I'm loading a lot of data into R from CSVs. The CSVs contain columns with empty headers, and I would like to drop those columns from my data set. I've done some searching and I haven't found a good way to do this. R fills the columns with X2, X3, etc. I don't want to remove based on X, because they might drop some columns that I need. I have about 200 CVS that I need to load here.
Any help would be greatly appreciated.
Here's the text file of a sample csv I used to work through this.
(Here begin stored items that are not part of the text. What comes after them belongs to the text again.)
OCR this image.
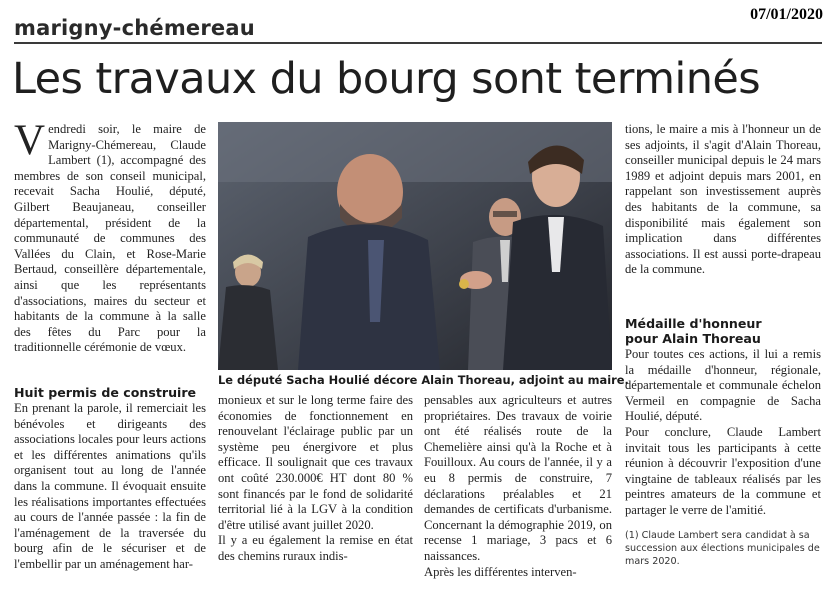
07/01/2020
marigny-chémereau
Les travaux du bourg sont terminés

Vendredi soir, le maire de Marigny-Chémereau, Claude Lambert (1), accompagné des membres de son conseil municipal, recevait Sacha Houlié, député, Gilbert Beaujaneau, conseiller départemental, président de la communauté de communes des Vallées du Clain, et Rose-Marie Bertaud, conseillère départementale, ainsi que les représentants d'associations, maires du secteur et habitants de la commune à la salle des fêtes du Parc pour la traditionnelle cérémonie de vœux.

Huit permis de construire

En prenant la parole, il remerciait les bénévoles et dirigeants des associations locales pour leurs actions et les différentes animations qu'ils organisent tout au long de l'année dans la commune. Il évoquait ensuite les réalisations importantes effectuées au cours de l'année passée : la fin de l'aménagement de la traversée du bourg afin de le sécuriser et de l'embellir par un aménagement har-

Le député Sacha Houlié décore Alain Thoreau, adjoint au maire.

monieux et sur le long terme faire des économies de fonctionnement en renouvelant l'éclairage public par un système peu énergivore et plus efficace. Il soulignait que ces travaux ont coûté 230.000€ HT dont 80 % sont financés par le fond de solidarité territorial lié à la LGV à la condition d'être utilisé avant juillet 2020.

Il y a eu également la remise en état des chemins ruraux indis-

pensables aux agriculteurs et autres propriétaires. Des travaux de voirie ont été réalisés route de la Chemelière ainsi qu'à la Roche et à Fouilloux. Au cours de l'année, il y a eu 8 permis de construire, 7 déclarations préalables et 21 demandes de certificats d'urbanisme. Concernant la démographie 2019, on recense 1 mariage, 3 pacs et 6 naissances.

Après les différentes interven-

tions, le maire a mis à l'honneur un de ses adjoints, il s'agit d'Alain Thoreau, conseiller municipal depuis le 24 mars 1989 et adjoint depuis mars 2001, en rappelant son investissement auprès des habitants de la commune, sa disponibilité mais également son implication dans différentes associations. Il est aussi porte-drapeau de la commune.

Médaille d'honneur
pour Alain Thoreau

Pour toutes ces actions, il lui a remis la médaille d'honneur, régionale, départementale et communale échelon Vermeil en compagnie de Sacha Houlié, député.

Pour conclure, Claude Lambert invitait tous les participants à cette réunion à découvrir l'exposition d'une vingtaine de tableaux réalisés par les peintres amateurs de la commune et partager le verre de l'amitié.

(1) Claude Lambert sera candidat à sa succession aux élections municipales de mars 2020.
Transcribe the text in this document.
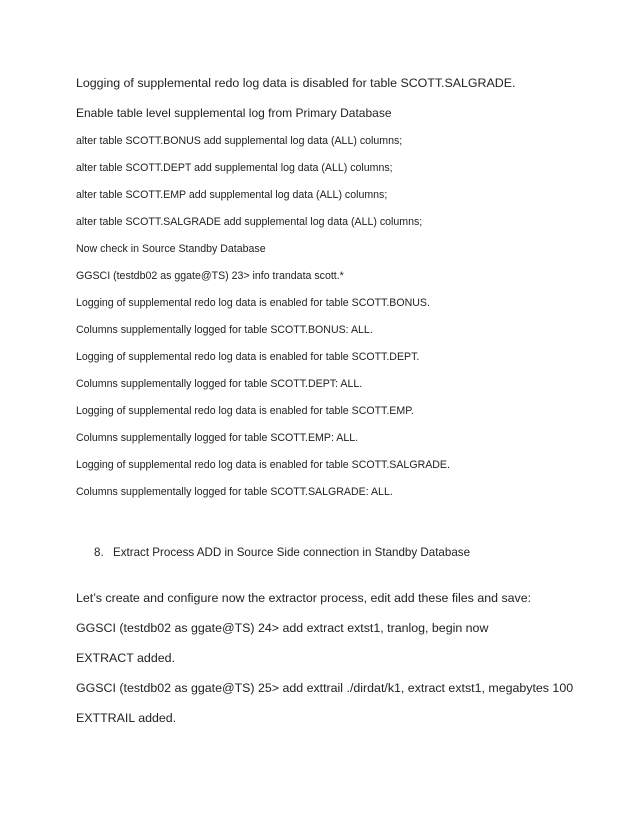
Logging of supplemental redo log data is disabled for table SCOTT.SALGRADE.
Enable table level supplemental log from Primary Database
alter table SCOTT.BONUS add supplemental log data (ALL) columns;
alter table SCOTT.DEPT add supplemental log data (ALL) columns;
alter table SCOTT.EMP add supplemental log data (ALL) columns;
alter table SCOTT.SALGRADE add supplemental log data (ALL) columns;
Now check in Source Standby Database
GGSCI (testdb02 as ggate@TS) 23> info trandata scott.*
Logging of supplemental redo log data is enabled for table SCOTT.BONUS.
Columns supplementally logged for table SCOTT.BONUS: ALL.
Logging of supplemental redo log data is enabled for table SCOTT.DEPT.
Columns supplementally logged for table SCOTT.DEPT: ALL.
Logging of supplemental redo log data is enabled for table SCOTT.EMP.
Columns supplementally logged for table SCOTT.EMP: ALL.
Logging of supplemental redo log data is enabled for table SCOTT.SALGRADE.
Columns supplementally logged for table SCOTT.SALGRADE: ALL.
8. Extract Process ADD in Source Side connection in Standby Database
Let’s create and configure now the extractor process, edit add these files and save:
GGSCI (testdb02 as ggate@TS) 24> add extract extst1, tranlog, begin now
EXTRACT added.
GGSCI (testdb02 as ggate@TS) 25> add exttrail ./dirdat/k1, extract extst1, megabytes 100
EXTTRAIL added.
In my actual data, the blank columns don't always occur in every other cell.
Name,,Ages,,Color,,Year
Michael,some data,2,some other data,Blue,a third data,2001
Tiffany,some data,3,some other data,Red,a third data,2002
Bryan,some data,4,some other data,Green,a third data,2003
Sarah,some data,5,some other data,Orange,a third data,2004
Here's what I'd like to get back.
Name,Ages,Color,Year
Michael,2,Blue,2001
Tiffany,3,Red,2002
Bryan,4,Green,2003
Sarah,5,Orange,2004
We can create a regex to match column names that starts (^
) with X
followed by .
or digits till the end ($
) of the string in grep
, specify invert = TRUE
for negating
i1 <- grep('^X([0-9.]+)?$', names(df1), invert = TRUE)
df1[i1]
-output
# Name Ages Color Year
#1 Michael 2 Blue 2001
#2 Tiffany 3 Red 2002
#3 Bryan 4 Green 2003
#4 Sarah 5 Orange 2004
Or using dplyr
library(dplyr)
df1 %>%
select(!matches('X([0-9.]+)?$'))
If we have a lots of files to read from the working directory, read it in a list
, and do the same
files <- list.files(pattern = '\\.csv$', full.names = TRUE)
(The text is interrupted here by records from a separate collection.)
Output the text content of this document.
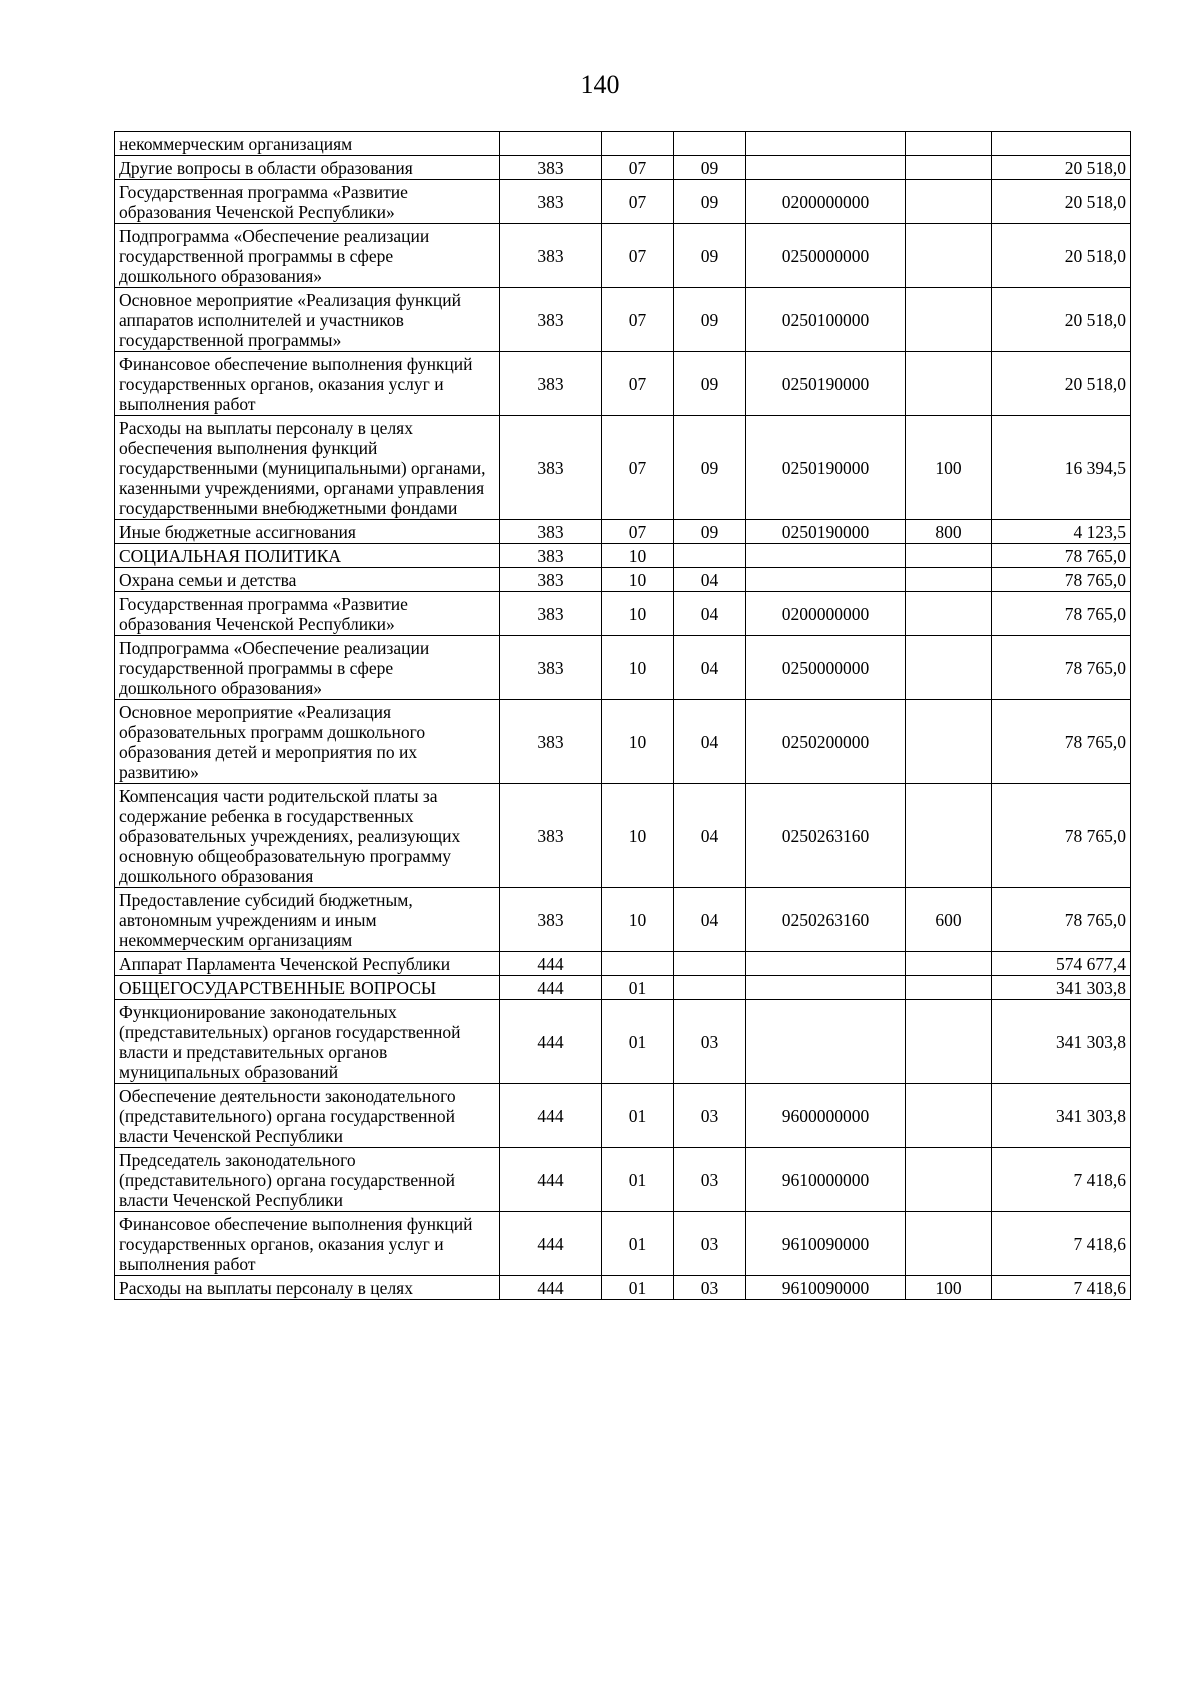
140
некоммерческим организациям						
Другие вопросы в области образования	383	07	09			20 518,0
Государственная программа «Развитие образования Чеченской Республики»	383	07	09	0200000000		20 518,0
Подпрограмма «Обеспечение реализации государственной программы в сфере дошкольного образования»	383	07	09	0250000000		20 518,0
Основное мероприятие «Реализация функций аппаратов исполнителей и участников государственной программы»	383	07	09	0250100000		20 518,0
Финансовое обеспечение выполнения функций государственных органов, оказания услуг и выполнения работ	383	07	09	0250190000		20 518,0
Расходы на выплаты персоналу в целях обеспечения выполнения функций государственными (муниципальными) органами, казенными учреждениями, органами управления государственными внебюджетными фондами	383	07	09	0250190000	100	16 394,5
Иные бюджетные ассигнования	383	07	09	0250190000	800	4 123,5
СОЦИАЛЬНАЯ ПОЛИТИКА	383	10				78 765,0
Охрана семьи и детства	383	10	04			78 765,0
Государственная программа «Развитие образования Чеченской Республики»	383	10	04	0200000000		78 765,0
Подпрограмма «Обеспечение реализации государственной программы в сфере дошкольного образования»	383	10	04	0250000000		78 765,0
Основное мероприятие «Реализация образовательных программ дошкольного образования детей и мероприятия по их развитию»	383	10	04	0250200000		78 765,0
Компенсация части родительской платы за содержание ребенка в государственных образовательных учреждениях, реализующих основную общеобразовательную программу дошкольного образования	383	10	04	0250263160		78 765,0
Предоставление субсидий бюджетным, автономным учреждениям и иным некоммерческим организациям	383	10	04	0250263160	600	78 765,0
Аппарат Парламента Чеченской Республики	444					574 677,4
ОБЩЕГОСУДАРСТВЕННЫЕ ВОПРОСЫ	444	01				341 303,8
Функционирование законодательных (представительных) органов государственной власти и представительных органов муниципальных образований	444	01	03			341 303,8
Обеспечение деятельности законодательного (представительного) органа государственной власти Чеченской Республики	444	01	03	9600000000		341 303,8
Председатель законодательного (представительного) органа государственной власти Чеченской Республики	444	01	03	9610000000		7 418,6
Финансовое обеспечение выполнения функций государственных органов, оказания услуг и выполнения работ	444	01	03	9610090000		7 418,6
Расходы на выплаты персоналу в целях	444	01	03	9610090000	100	7 418,6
lst1 <- lapply(files, function(x) {
x1 <- read.csv(x)
i1 <- grep('^X([0-9.]+)?$', names(x1), invert = TRUE)
x1[i1]
})
df1 <- structure(list(Name = c("Michael", "Tiffany", "Bryan", "Sarah"
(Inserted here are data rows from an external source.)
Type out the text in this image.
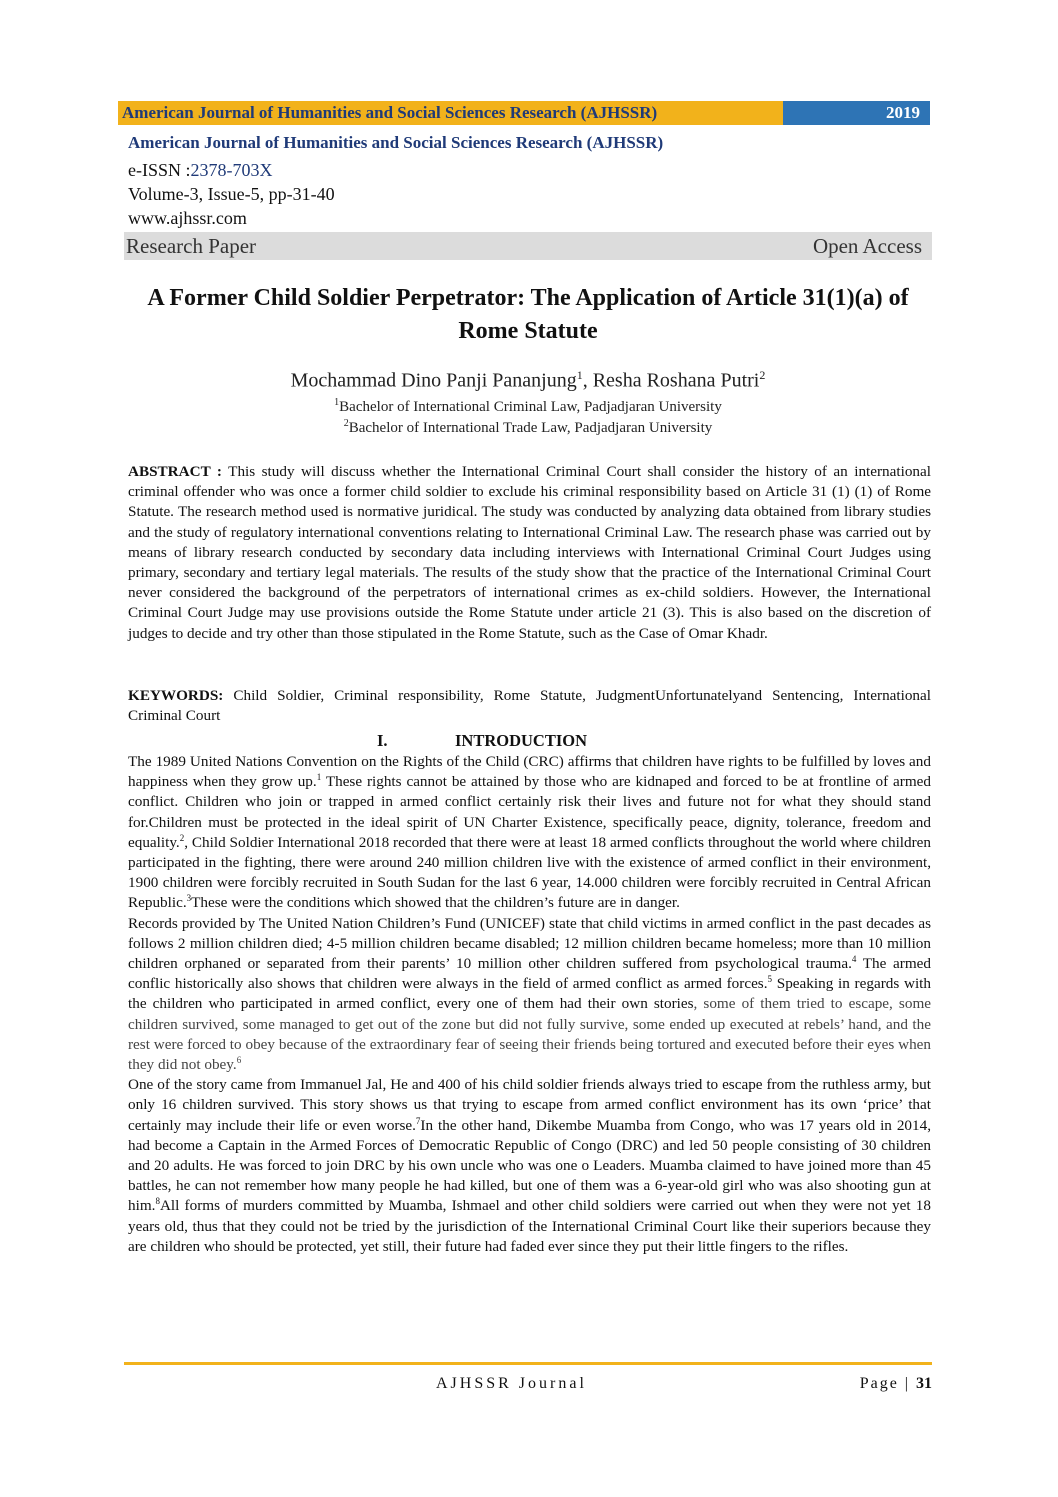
American Journal of Humanities and Social Sciences Research (AJHSSR)	2019
American Journal of Humanities and Social Sciences Research (AJHSSR)
e-ISSN :2378-703X
Volume-3, Issue-5, pp-31-40
www.ajhssr.com
Research Paper	Open Access
A Former Child Soldier Perpetrator: The Application of Article 31(1)(a) of Rome Statute
Mochammad Dino Panji Pananjung$^1$, Resha Roshana Putri$^2$
$^1$Bachelor of International Criminal Law, Padjadjaran University
$^2$Bachelor of International Trade Law, Padjadjaran University
ABSTRACT : This study will discuss whether the International Criminal Court shall consider the history of an international criminal offender who was once a former child soldier to exclude his criminal responsibility based on Article 31 (1) (1) of Rome Statute. The research method used is normative juridical. The study was conducted by analyzing data obtained from library studies and the study of regulatory international conventions relating to International Criminal Law. The research phase was carried out by means of library research conducted by secondary data including interviews with International Criminal Court Judges using primary, secondary and tertiary legal materials. The results of the study show that the practice of the International Criminal Court never considered the background of the perpetrators of international crimes as ex-child soldiers. However, the International Criminal Court Judge may use provisions outside the Rome Statute under article 21 (3). This is also based on the discretion of judges to decide and try other than those stipulated in the Rome Statute, such as the Case of Omar Khadr.
KEYWORDS: Child Soldier, Criminal responsibility, Rome Statute, JudgmentUnfortunatelyand Sentencing, International Criminal Court
I.	INTRODUCTION

The 1989 United Nations Convention on the Rights of the Child (CRC) affirms that children have rights to be fulfilled by loves and happiness when they grow up.$^1$ These rights cannot be attained by those who are kidnaped and forced to be at frontline of armed conflict. Children who join or trapped in armed conflict certainly risk their lives and future not for what they should stand for.Children must be protected in the ideal spirit of UN Charter Existence, specifically peace, dignity, tolerance, freedom and equality.$^2$, Child Soldier International 2018 recorded that there were at least 18 armed conflicts throughout the world where children participated in the fighting, there were around 240 million children live with the existence of armed conflict in their environment, 1900 children were forcibly recruited in South Sudan for the last 6 year, 14.000 children were forcibly recruited in Central African Republic.$^3$These were the conditions which showed that the children’s future are in danger.

Records provided by The United Nation Children’s Fund (UNICEF) state that child victims in armed conflict in the past decades as follows 2 million children died; 4-5 million children became disabled; 12 million children became homeless; more than 10 million children orphaned or separated from their parents’ 10 million other children suffered from psychological trauma.$^4$ The armed conflic historically also shows that children were always in the field of armed conflict as armed forces.$^5$ Speaking in regards with the children who participated in armed conflict, every one of them had their own stories, some of them tried to escape, some children survived, some managed to get out of the zone but did not fully survive, some ended up executed at rebels’ hand, and the rest were forced to obey because of the extraordinary fear of seeing their friends being tortured and executed before their eyes when they did not obey.$^6$

One of the story came from Immanuel Jal, He and 400 of his child soldier friends always tried to escape from the ruthless army, but only 16 children survived. This story shows us that trying to escape from armed conflict environment has its own ‘price’ that certainly may include their life or even worse.$^7$In the other hand, Dikembe Muamba from Congo, who was 17 years old in 2014, had become a Captain in the Armed Forces of Democratic Republic of Congo (DRC) and led 50 people consisting of 30 children and 20 adults. He was forced to join DRC by his own uncle who was one o Leaders. Muamba claimed to have joined more than 45 battles, he can not remember how many people he had killed, but one of them was a 6-year-old girl who was also shooting gun at him.$^8$All forms of murders committed by Muamba, Ishmael and other child soldiers were carried out when they were not yet 18 years old, thus that they could not be tried by the jurisdiction of the International Criminal Court like their superiors because they are children who should be protected, yet still, their future had faded ever since they put their little fingers to the rifles.

AJHSSR Journal	Page | 31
), X = c("some data", "some data", "some data", "some data"),
Ages = 2:5, X.1 = c("some other data", "some other data",
"some other data", "some other data"), Color = c("Blue",
"Red", "Green", "Orange"), X.2 = c("a third data", "a third data",
"a third data", "a third data"), Year = 2001:2004),
class = "data.frame", row.names = c(NA,
-4L))